Britain’s Chancellor George Osborne is staking his reputation on a plan to build 400,000 new homes by 2020. It’s a massive gamble, but it’s one that isn’t without precedent. Back in 1951, the then Conservative Minister of Housing Harold Macmillan did something very similar. Six years later, Macmillan was Prime Minister.
Osborne announced in today’s’ Spending Review that he plans to build 400,000 new “affordable” homes in England over the next five years.
Around £4 billion of government cash will be used to help public and private house builders construct 135,000 homes that will be sold into shared ownership. A further £2.3 billion will ensure that 200,000 homes will be built for first-time buyers and sold to them at a discount.

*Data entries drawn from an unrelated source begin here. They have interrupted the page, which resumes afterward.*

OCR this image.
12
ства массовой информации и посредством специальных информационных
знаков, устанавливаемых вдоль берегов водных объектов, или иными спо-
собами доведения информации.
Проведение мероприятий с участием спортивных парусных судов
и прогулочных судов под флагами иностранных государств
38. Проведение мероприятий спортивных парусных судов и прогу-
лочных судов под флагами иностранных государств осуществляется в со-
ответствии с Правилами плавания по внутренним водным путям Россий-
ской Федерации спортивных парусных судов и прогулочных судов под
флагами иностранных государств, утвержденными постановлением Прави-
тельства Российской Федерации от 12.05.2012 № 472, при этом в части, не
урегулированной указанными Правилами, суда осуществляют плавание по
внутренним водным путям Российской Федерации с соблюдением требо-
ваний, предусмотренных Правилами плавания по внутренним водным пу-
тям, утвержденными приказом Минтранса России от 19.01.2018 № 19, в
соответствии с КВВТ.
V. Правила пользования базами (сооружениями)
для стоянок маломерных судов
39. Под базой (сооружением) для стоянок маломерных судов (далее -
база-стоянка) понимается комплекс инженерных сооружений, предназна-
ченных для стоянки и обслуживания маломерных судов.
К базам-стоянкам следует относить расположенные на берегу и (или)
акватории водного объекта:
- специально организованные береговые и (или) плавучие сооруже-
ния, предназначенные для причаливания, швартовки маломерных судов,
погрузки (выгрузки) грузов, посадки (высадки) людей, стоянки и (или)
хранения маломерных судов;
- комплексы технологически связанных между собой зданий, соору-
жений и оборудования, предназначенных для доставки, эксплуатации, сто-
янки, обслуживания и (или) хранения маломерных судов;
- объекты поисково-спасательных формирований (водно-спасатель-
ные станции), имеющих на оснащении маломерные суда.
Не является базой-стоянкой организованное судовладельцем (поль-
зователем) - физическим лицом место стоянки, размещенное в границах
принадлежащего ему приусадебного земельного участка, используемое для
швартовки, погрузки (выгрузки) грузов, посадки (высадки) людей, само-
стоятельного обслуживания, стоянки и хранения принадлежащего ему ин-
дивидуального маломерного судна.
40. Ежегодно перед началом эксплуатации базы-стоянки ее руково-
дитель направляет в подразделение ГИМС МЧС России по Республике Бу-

Additional funding will be put towards the construction of specialist homes for the elderly and those with disabilities.
Ploughing so much public cash into property development might seem like a weird thing for a Conservative government to be doing, but it has worked out very well for them before.
Ahead of the 1951 General Election, the Winston Churchill lead Conservative party found themselves pledging, almost by accident, to build 300,000 houses a year. One of their MPs had suggested the figure at that year’s party conference and it proved so popular that Churchill thought he had no choice but to adopt the policy.
The Conservative’s duly made the housing pledge central to their election campaign. Here is an excerpt from their 1951 manifesto:
Housing is the first of the social services. It is also one of the keys to increased productivity. Work, family life, health and education are all undermined by crowded houses. Therefore, a Conservative and Unionist Government will give housing a priority second only to national defence.
They won the election and Churchill tasked an unwilling Macmillan with overseeing the building. In his diary Macmillan wrote:
Churchill says it is a gamble — make or mar my political career. But every humble home will bless my name, if I succeed. On the whole it seems impossible to refuse — but, oh dear, it is not my cup of tea
Churchill was right, if Macmillan succeeded it would make his career. With the backing of the Prime Minister and the Chancellor of the Exchequer, Macmillan set about making the 300,000 house pledge a reality. In 1954, he actually surpassed the target, overseeing the construction of 350,000 homes.
Osborne will be aware of Macmillan’s success and very aware of what happened next. The Conservative Party’s popularity increased – they stayed in power to 1964, and Macmillan was lauded for his success. He was promoted to Defence Minister, then Foreign Secretary, then Chancellor of the Exchequer. By 1957, he was Prime Minister.
Osborne is in the running to succeed David Cameron as the next leader of the Conservative party. If his house building gamble pays off, he will be hoping that like Macmillan, he will be able to use his new found popularity to move from Chancellor to Prime Minister.